07Which pays a better dividend — OXM or GH?
In this comparison, OXM (6.
0% yield) pays a dividend. GH does not pay a meaningful dividend and should not be held primarily for income.
08Is OXM or GH better for a retirement portfolio?
For long-horizon retirement investors, Guardant Health, Inc.
(GH) is the stronger choice — it scores higher on the combination of lower volatility, dividend reliability, and long-term compounding (low volatility (β 0. 86), +186. 5% 10Y return). Oxford Industries, Inc. (OXM) carries a higher beta of 1. 68 — meaning larger drawdowns in market downturns, which matters significantly when you cannot wait years for a recovery. Both have compounded well over 10 years (GH: +186. 5%, OXM: +2. 4%), confirming both are viable long-term holds — but the lower-volatility option typically results in less emotional selling during corrections. Retirement portfolios generally favour predictability over maximum returns. Consult a financial advisor before making allocation decisions.
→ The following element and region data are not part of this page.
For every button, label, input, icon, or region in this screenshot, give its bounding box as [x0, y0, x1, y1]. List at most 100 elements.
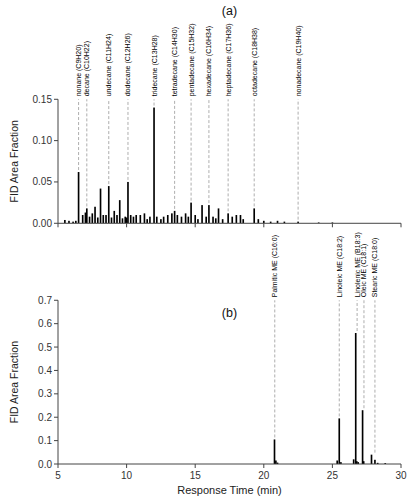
y-tick-label: 0.0	[38, 459, 52, 470]
y-axis	[58, 99, 59, 223]
bar	[205, 217, 207, 224]
bar	[100, 189, 102, 224]
y-tick-label: 0.10	[33, 135, 53, 146]
x-tick-label: 25	[327, 470, 339, 481]
bar	[177, 215, 179, 223]
x-tick	[332, 464, 333, 468]
bars	[64, 108, 333, 224]
annotation-line	[228, 99, 229, 211]
bar	[139, 215, 141, 223]
x-tick-label: 30	[395, 470, 407, 481]
x-tick	[58, 464, 59, 468]
y-tick	[54, 417, 58, 418]
y-tick	[54, 464, 58, 465]
x-tick	[195, 223, 196, 227]
bar	[94, 207, 96, 224]
bar	[119, 200, 121, 223]
bar	[253, 208, 255, 223]
bar	[257, 219, 259, 223]
bar	[146, 219, 148, 223]
bar	[362, 410, 364, 464]
bar	[91, 213, 93, 223]
bar	[149, 217, 151, 224]
x-tick	[332, 223, 333, 227]
bar	[353, 459, 355, 464]
bar	[242, 219, 244, 223]
y-tick	[54, 99, 58, 100]
panel: 0.000.050.100.15FID Area Fractionnonane …	[8, 4, 401, 229]
bars	[274, 333, 386, 464]
bar	[122, 218, 124, 223]
bar	[201, 205, 203, 223]
y-tick-label: 0.3	[38, 388, 52, 399]
bar	[171, 213, 173, 223]
annotation-line	[78, 99, 79, 170]
x-tick-label: 5	[55, 470, 61, 481]
annotation-label: undecane (C11H24)	[105, 34, 113, 97]
y-tick	[54, 440, 58, 441]
bar	[338, 418, 340, 464]
bar	[82, 215, 84, 223]
bar	[111, 217, 113, 223]
annotation-line	[191, 99, 192, 200]
bar	[222, 219, 224, 223]
bar	[374, 460, 376, 464]
x-tick	[58, 223, 59, 227]
bar	[89, 217, 91, 224]
annotation-label: tridecane (C13H28)	[151, 35, 159, 96]
bar	[208, 205, 210, 223]
bar	[227, 213, 229, 223]
x-tick	[126, 464, 127, 468]
y-tick	[54, 347, 58, 348]
bar	[174, 211, 176, 223]
annotation-line	[298, 99, 299, 219]
y-axis-label: FID Area Fraction	[8, 341, 20, 423]
bar	[160, 219, 162, 223]
y-tick-label: 0.00	[33, 218, 53, 229]
bar	[144, 213, 146, 223]
bar	[133, 217, 135, 224]
annotation-line	[208, 99, 209, 203]
y-tick-label: 0.4	[38, 365, 52, 376]
bar	[97, 217, 99, 223]
annotation-label: nonane (C9H20)	[75, 45, 83, 97]
x-tick	[263, 223, 264, 227]
bar	[371, 455, 373, 464]
bar	[197, 219, 199, 223]
y-tick	[54, 181, 58, 182]
annotation-line	[363, 300, 364, 408]
y-tick-label: 0.6	[38, 318, 52, 329]
x-tick-label: 10	[121, 470, 133, 481]
annotation-line	[108, 99, 109, 184]
title: (b)	[222, 306, 237, 320]
x-tick	[195, 464, 196, 468]
bar	[105, 215, 107, 223]
bar	[113, 211, 115, 223]
y-axis	[58, 300, 59, 464]
chart: 0.00 0.05 0.10 0.15 FID Area Fraction nonane …	[0, 0, 413, 500]
y-tick-label: 0.2	[38, 412, 52, 423]
bar	[102, 215, 104, 223]
y-tick-label: 0.15	[33, 94, 53, 105]
bar	[218, 208, 220, 223]
y-tick	[54, 370, 58, 371]
bar	[212, 217, 214, 224]
x-axis-label: Response Time (min)	[177, 484, 282, 496]
annotation-line	[254, 99, 255, 206]
y-tick-label: 0.05	[33, 176, 53, 187]
bar	[163, 217, 165, 224]
annotation-label: hexadecane (C16H34)	[205, 26, 213, 96]
bar	[78, 172, 80, 223]
bar	[108, 186, 110, 223]
y-tick	[54, 300, 58, 301]
bar	[116, 215, 118, 223]
annotation-label: Stearic ME (C18:0)	[371, 238, 379, 298]
bar	[194, 215, 196, 223]
bar	[185, 213, 187, 223]
x-tick-label: 20	[258, 470, 270, 481]
annotation-line	[339, 300, 340, 416]
annotation-label: decane (C10H22)	[83, 41, 91, 96]
annotation-line	[86, 99, 87, 206]
bar	[181, 217, 183, 224]
annotation-label: pentadecane (C15H32)	[188, 24, 196, 97]
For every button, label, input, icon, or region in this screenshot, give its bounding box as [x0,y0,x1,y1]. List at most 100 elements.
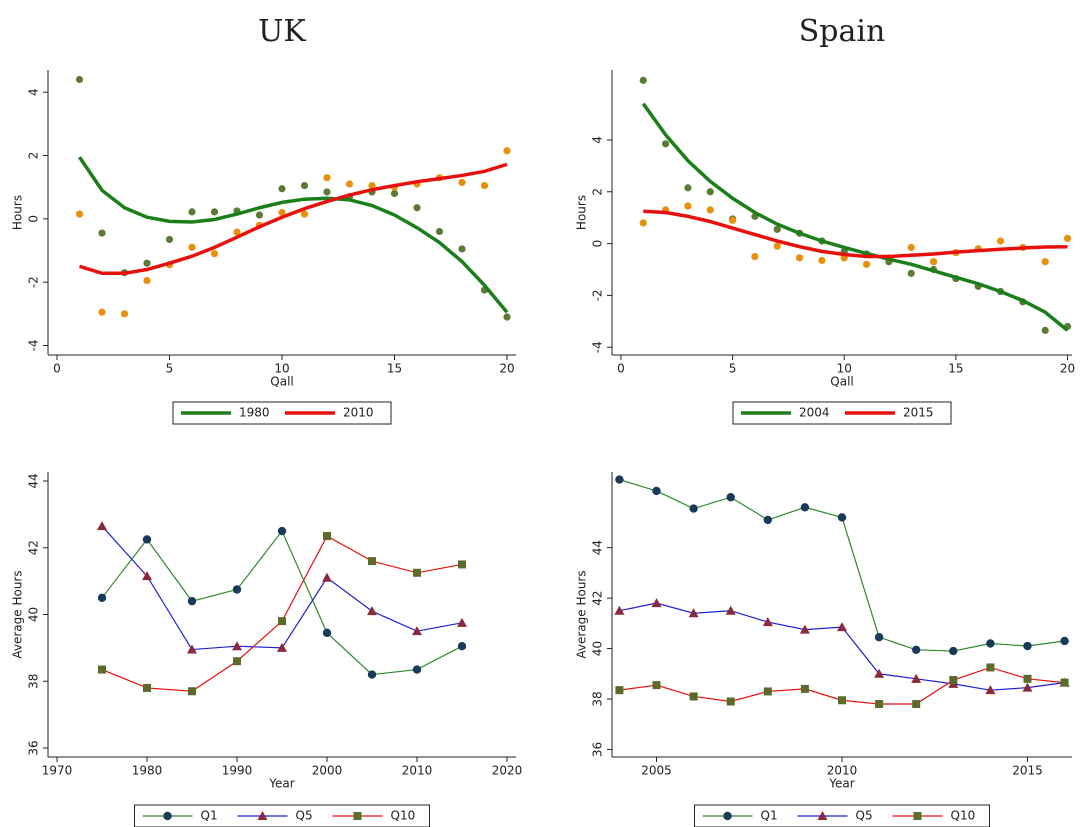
series-line [101,525,463,651]
scatter-point [368,181,376,190]
marker [874,632,884,642]
x-tick-label: 0 [617,362,625,376]
scatter-point [143,259,151,267]
scatter-point [75,75,84,84]
legend-label: Q10 [951,809,976,823]
marker [800,684,809,693]
x-tick-label: 5 [166,362,174,376]
scatter-point [706,188,714,196]
scatter-point [300,210,309,218]
scatter-point [345,180,354,188]
marker [652,486,661,496]
marker [412,626,422,636]
scatter-point [323,188,331,196]
y-tick-label: 44 [27,473,41,488]
y-axis-label: Average Hours [11,570,25,658]
scatter-point [278,208,286,217]
scatter-point [255,211,264,219]
marker [688,608,699,618]
x-tick-label: 2010 [827,764,858,778]
x-tick-label: 2005 [641,764,672,778]
x-axis-label: Qall [270,375,293,389]
scatter-point [1041,258,1049,266]
scatter-point [503,147,511,155]
legend-label: 2010 [343,406,374,420]
marker [367,670,377,679]
y-tick-label: -2 [27,276,41,288]
x-tick-label: 1990 [222,764,253,778]
scatter-point [1063,234,1072,243]
scatter-point [773,242,781,250]
marker [368,557,376,566]
marker [458,560,466,569]
scatter-point [458,245,466,253]
legend-label: Q1 [761,809,778,823]
marker [762,617,773,627]
legend-label: Q5 [296,809,313,823]
legend-label: 2004 [799,406,830,420]
y-tick-label: 38 [591,691,605,706]
marker [232,641,242,651]
scatter-point [210,208,219,216]
scatter-point [684,184,692,192]
marker [1023,674,1032,683]
scatter-point [684,202,692,210]
scatter-point [143,276,151,285]
marker [322,572,332,582]
marker [187,596,197,606]
scatter-point [818,256,826,265]
y-axis-label: Hours [575,195,589,230]
scatter-point [503,313,511,321]
marker [949,646,958,656]
fit-line [78,156,509,314]
marker [911,645,921,655]
marker [837,622,847,632]
marker [723,811,732,821]
scatter-point [233,228,241,236]
series-line [101,535,463,692]
scatter-point [728,216,737,224]
y-tick-label: -2 [591,289,605,301]
scatter-point [165,235,174,244]
y-tick-label: 44 [591,540,605,555]
x-tick-label: 2000 [312,764,343,778]
scatter-point [210,250,219,258]
marker [763,515,773,525]
scatter-point [98,229,106,237]
scatter-point [480,181,489,190]
marker [689,504,698,513]
y-tick-label: 36 [591,742,605,757]
marker [838,696,846,705]
scatter-point [773,225,781,233]
marker [277,526,287,536]
marker [257,811,268,820]
marker [232,585,242,594]
marker [278,617,286,626]
y-tick-label: 38 [27,674,41,689]
series-line [101,529,463,676]
marker [97,593,107,603]
scatter-point [706,206,714,214]
scatter-point [120,310,129,318]
chart-title: Spain [799,14,886,49]
marker [985,685,996,695]
x-tick-label: 1970 [42,764,73,778]
legend-box [172,401,392,425]
marker [457,617,467,627]
x-tick-label: 2015 [1012,764,1043,778]
legend-label: Q1 [201,809,218,823]
scatter-point [323,174,331,182]
y-tick-label: 40 [591,641,605,656]
marker [413,568,421,577]
scatter-point [75,210,84,218]
marker [143,683,151,692]
marker [233,657,241,666]
marker [615,686,624,695]
scatter-point [639,76,647,84]
scatter-point [300,181,309,190]
marker [986,639,995,648]
scatter-point [435,227,444,236]
marker [875,700,884,709]
marker [800,503,810,512]
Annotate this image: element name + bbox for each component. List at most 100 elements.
09What are the main differences between OXM and GH?
These companies operate in different sectors (OXM (Consumer Cyclical) and GH (Healthcare)), which means they face different economic cycles, regulatory environments, and macro sensitivities — making direct comparison nuanced.
In terms of investment character: OXM is a small-cap deep-value stock; GH is a mid-cap high-growth stock. OXM pays a dividend while GH does not, making them suitable for different income and tax situations. These fundamental differences mean investors should not choose between them on a single metric — the "better stock" depends entirely on which of these characteristics aligns with your investment strategy.